1. Concatenating all unitig sequences into a single flat buffer per partition.
2. Assigning each k-mer a global position (its offset in that buffer).
3. Building the MPHF to output that position directly (retrieval step).
4. Replacing `evidence.bin` with a small prefix-sum index for `kmer_at_global_pos`.

---

## Approach 2 — block index prefix sums (reduces evidence to negligible)

A prerequisite already implemented: `unitigs.bin.idx` now uses a **block-sampled
offset index** (one `u32` per `BLOCK_SIZE=64` chunks) instead of a per-chunk offset
table.

### Extension: k-mer prefix sums per block

Add a second array to `unitigs.bin.idx`: `kmer_prefix[b]` = total k-mers before
block `b`.  For 33 M k-mers: ~73 600 blocks × 4 bytes = **295 KB/partition**.

This enables `kmer_at_global_pos(p)`:

1. Binary search in `kmer_prefix[]` to find block `b`.
2. Sequential scan from `block_offsets[b]` until cumulative k-mer count reaches `p`.
3. Extract the k-mer at the remaining rank within the found chunk.

Cost: O(log(n_blocks) + BLOCK_SIZE) ≈ O(17 + 64) memory accesses.

### Combined with Approach 1

- evidence.bin: **eliminated** (~270 GB saved across 2048 partitions)
- kmer_prefix array: ~295 KB/partition × 2048 = ~600 MB total (negligible)

---

## Recommended path

1. **Short term (approximate index)**: implement MPHF + fingerprint.bin.  Choose
   (B, z) as index parameters.  Drop `evidence.bin` and `unitigs.bin.idx`; keep
   `unitigs.bin` for K-mer enumeration.  Expected size: ~43 MB/partition at B=8
   vs ~142 MB for the exact lookup layer.

2. **Short term (exact index)**: add `kmer_prefix[]` to `unitigs.bin.idx`.
   Zero cost if evidence.bin is kept; enables Approach 1 when ready.

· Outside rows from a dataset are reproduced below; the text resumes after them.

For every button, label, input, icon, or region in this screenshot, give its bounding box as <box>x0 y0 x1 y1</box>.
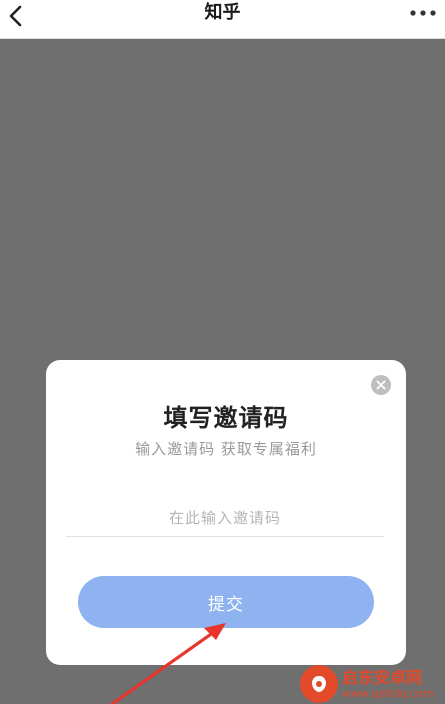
watermark-name: 启东安卓网 <box>342 667 423 687</box>
top-navigation-bar: 知乎 <box>0 0 445 39</box>
close-icon <box>376 380 386 390</box>
submit-button[interactable]: 提交 <box>78 576 374 628</box>
page-title: 知乎 <box>204 2 241 23</box>
invite-code-input[interactable] <box>66 500 384 537</box>
close-button[interactable] <box>371 375 391 395</box>
dialog-subtitle: 输入邀请码 获取专属福利 <box>135 440 317 458</box>
watermark-url: www.qdltdq.com <box>342 686 434 700</box>
dialog-title: 填写邀请码 <box>163 404 289 432</box>
invite-code-dialog: 填写邀请码 输入邀请码 获取专属福利 提交 <box>46 360 406 665</box>
watermark-logo-icon <box>300 665 338 703</box>
more-dots-icon <box>410 10 436 16</box>
more-options-button[interactable] <box>403 4 443 22</box>
site-watermark: 启东安卓网 www.qdltdq.com <box>300 664 445 704</box>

3. **Medium term**: implement GOV retrieval data structure in Rust, or port
   SSHash construction.

4. **Long term**: replace `evidence.bin` with the value-based MPHF.  Expected
   index size reduction: ~50 % of the lookup layer, ~270 GB on the BCT dataset.

---

## Open questions

- Is a GOV construction compatible with the parallel MPHF build currently used
  (PtrHash's `new_from_par_iter`)?  GOV construction is inherently sequential
  (hypergraph peeling); parallelisation is non-trivial.
- Can the SSHash "skew" insight be reused without the minimizer-bucket structure?
  The obikmer partitioning already uses minimizers — there may be natural alignment.
- What is the query latency impact of replacing O(1) evidence lookup with
  O(log n_blocks + BLOCK_SIZE) scan?  Needs benchmarking at realistic BCT scale.
- What is the optimal (B, z) trade-off for the approximate index given the target
  read length and acceptable P(FP_read)?